As I said above, this list is both narrowly focused (on voting rights issues) and necessarily incomplete (due to the shifting nature of the Trump shortlist). But the picture it paints is nonetheless a disturbing one. What we see is a fierce investment in the widely debunked narrative of “voter fraud,” and widespread support for the policies of suppression that narrative supports. We see a common disregard for civil rights, and a contemptuous disdain for the laws, organizations, and individuals that protect those rights. And, in several key positions, we see men who have made it their missions to institutionalize discrimination and make voter suppression the law of the land.

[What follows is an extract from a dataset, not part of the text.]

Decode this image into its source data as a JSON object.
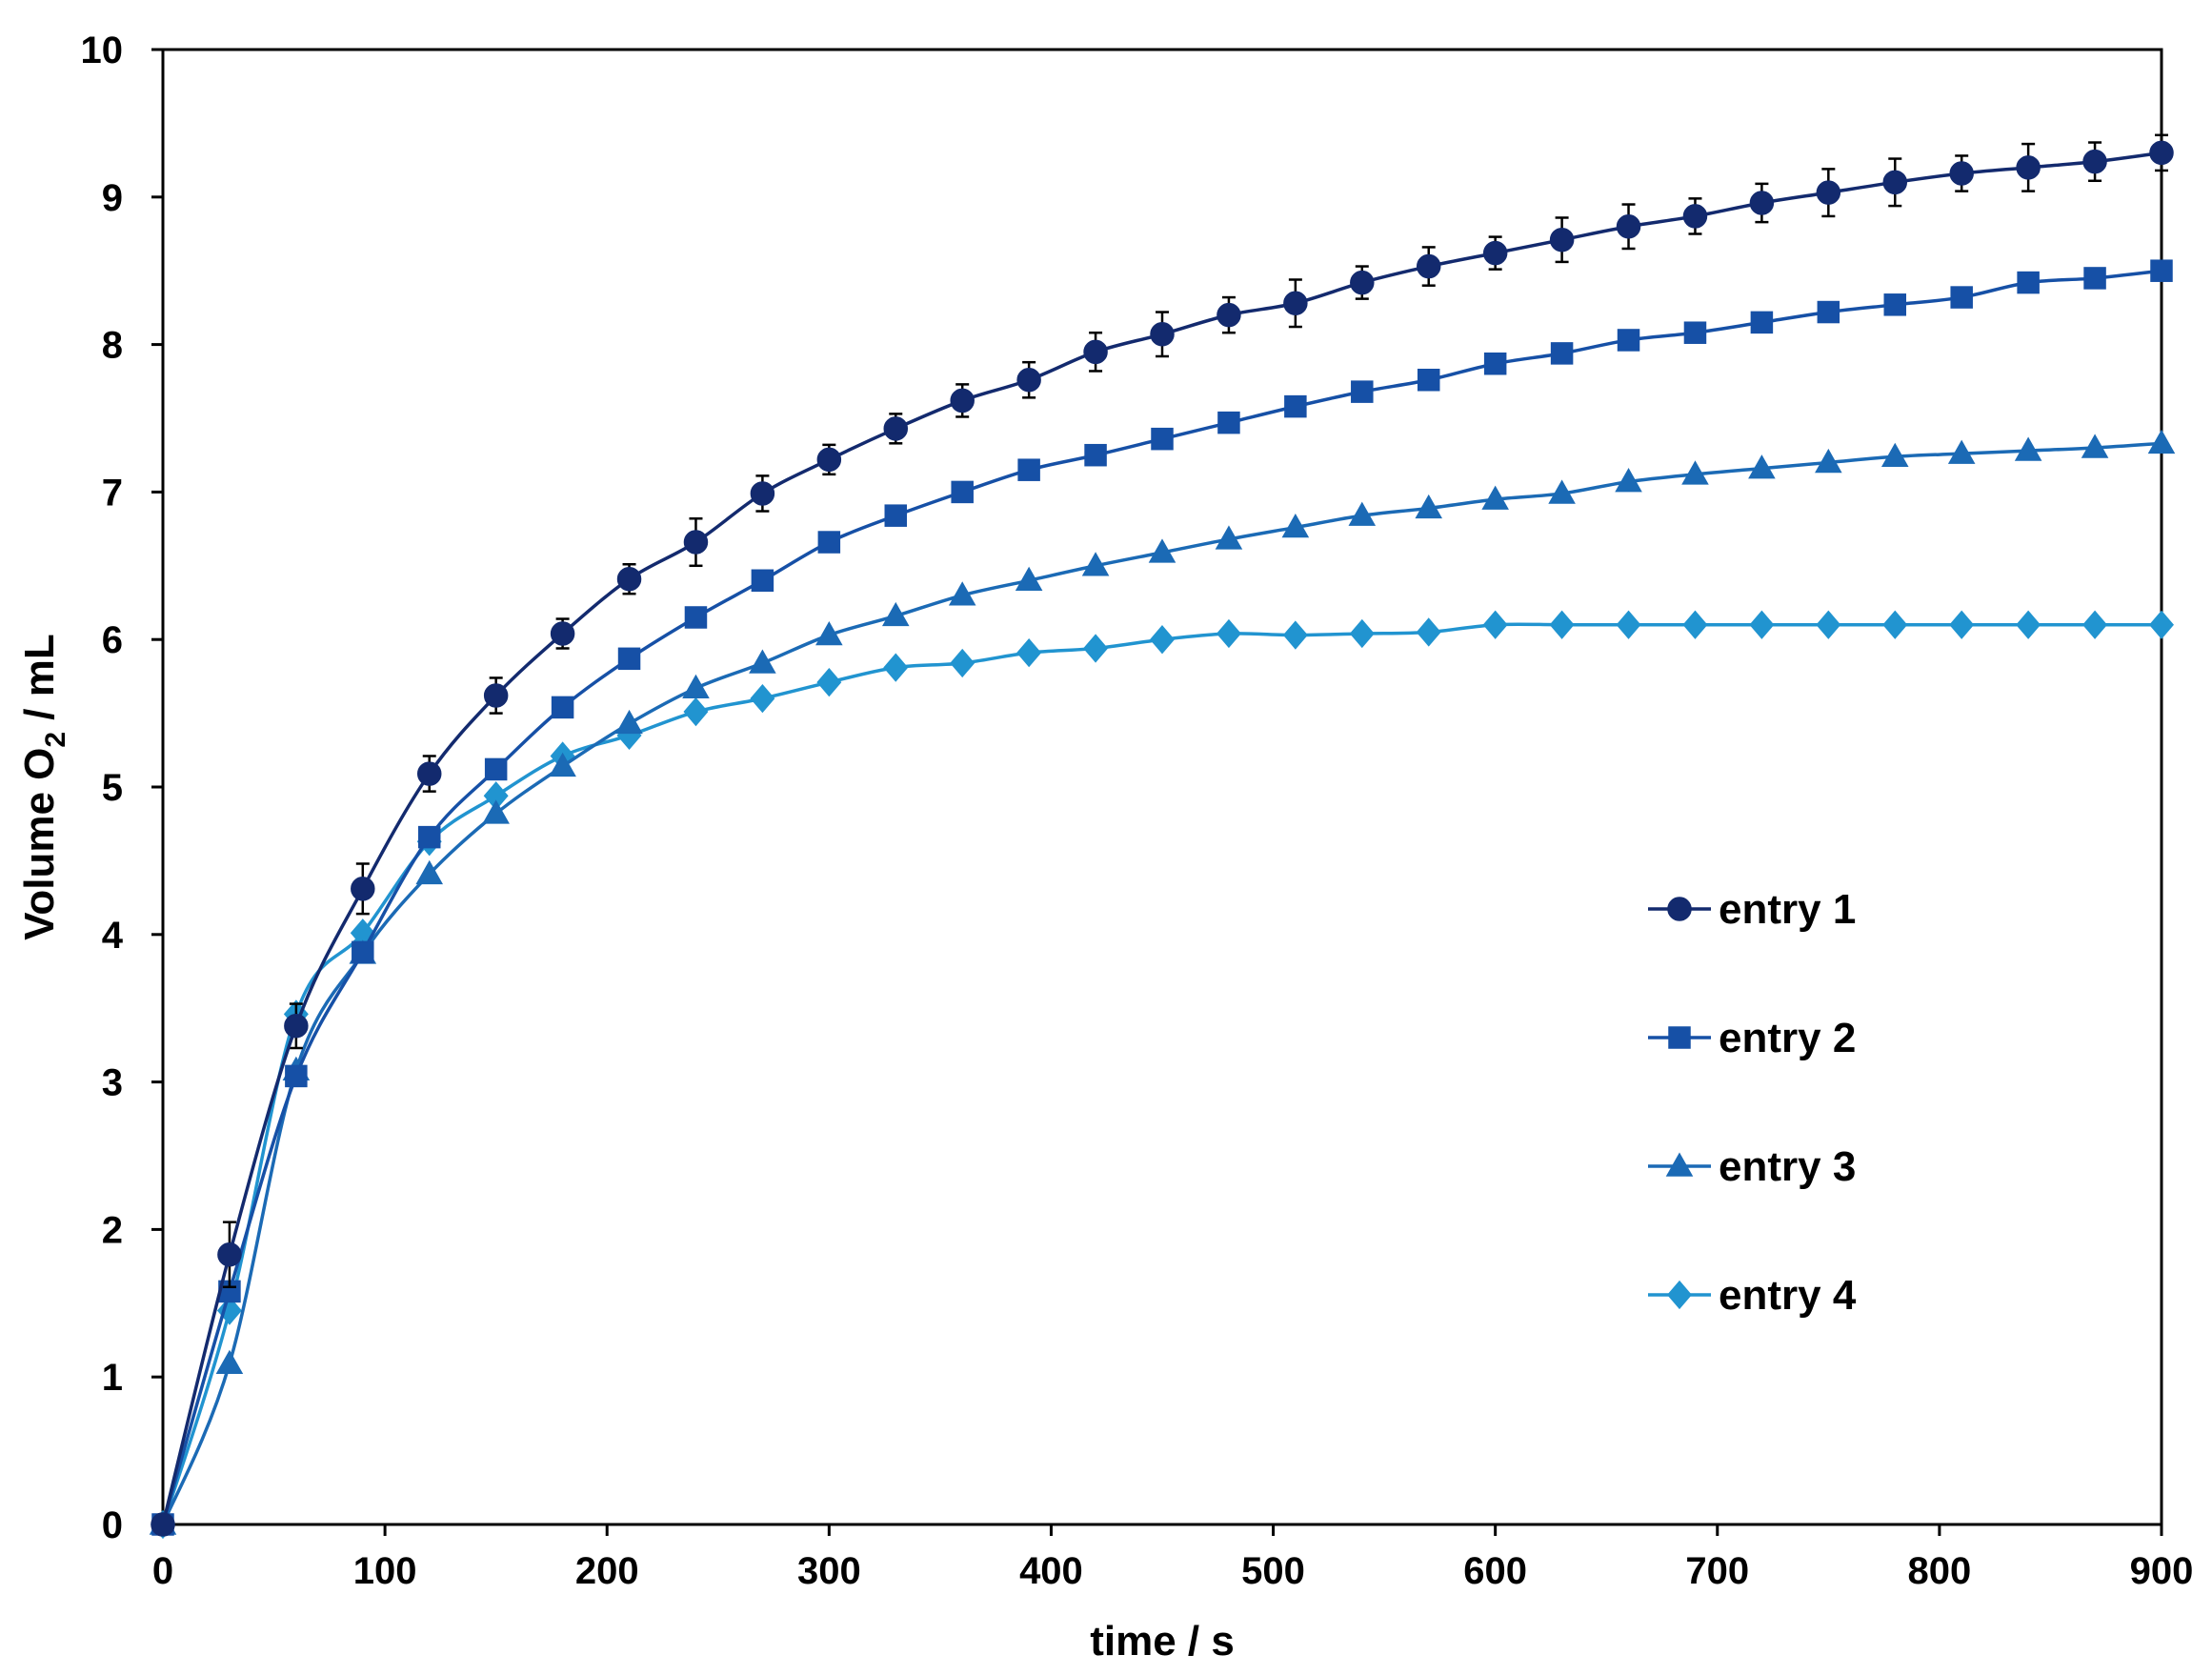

This is of serious concern, if not entirely without precedent. Since the closely contested election of 2000, the GOP has reliably seized upon restrictive voting laws—and the supporting narrative of “voter fraud”—as the key to gaining and retaining power. During George W. Bush’s administration, we saw the Justice Department turned into a partisan arm of the voter suppression movement. That DOJ made few efforts to enforce voting rights laws like the VRA and the National Voter Registration Act, but it had rabid interest in forcing U.S. attorneys to falsely persecute voter registration drives in order to prove that voter fraud was rampant. (This blatant politicization of nation’s highest law-enforcement office came to be known as the “U.S. Attorneygate” scandal, and resulted in the resignations of Karl Rove and Attorney General Alberto Gonzales in 2007.)

But, while the overall goals are familiar, the prospect of these men in positions of federal power gives us reason to fear that the scale and intensity of the Trump administration’s attacks on voting rights may be unprecedented. After all, there would arguably have not been a U.S. Attorneygate scandal if it were not for Ken Blackwell, whose voter suppression efforts helped return Bush to the White House in 2004, and who will now design the first 100 days of Trump’s domestic agenda. Kris Kobach has literally built his entire career on promoting hysteria about immigration and voter fraud. Jeff Sessions—a man ruled unfit for the bench due to a history of racist tendencies—will now be in charge of enforcing civil rights law. With men like this controlling the White House—and with the House, Senate, at least 25 states, and perhaps the Supreme Court securely in Republican control—we could see a voting-rights backlash like we haven’t seen since the days of Jim Crow.

In short, we have long fights ahead of us to preserve the hard-fought access to the ballot box for which countless Americans have struggled and died. And the time to start is now. We have to oppose the nominations of voting rights opponents. We have to advocate against the dangerous narratives and disastrous policies this administration may put forth. And we have to prepare, now, to go to court to fight them, in order to prevent the Trump administration’s legacy from including the long-term institutionalization of voter suppression.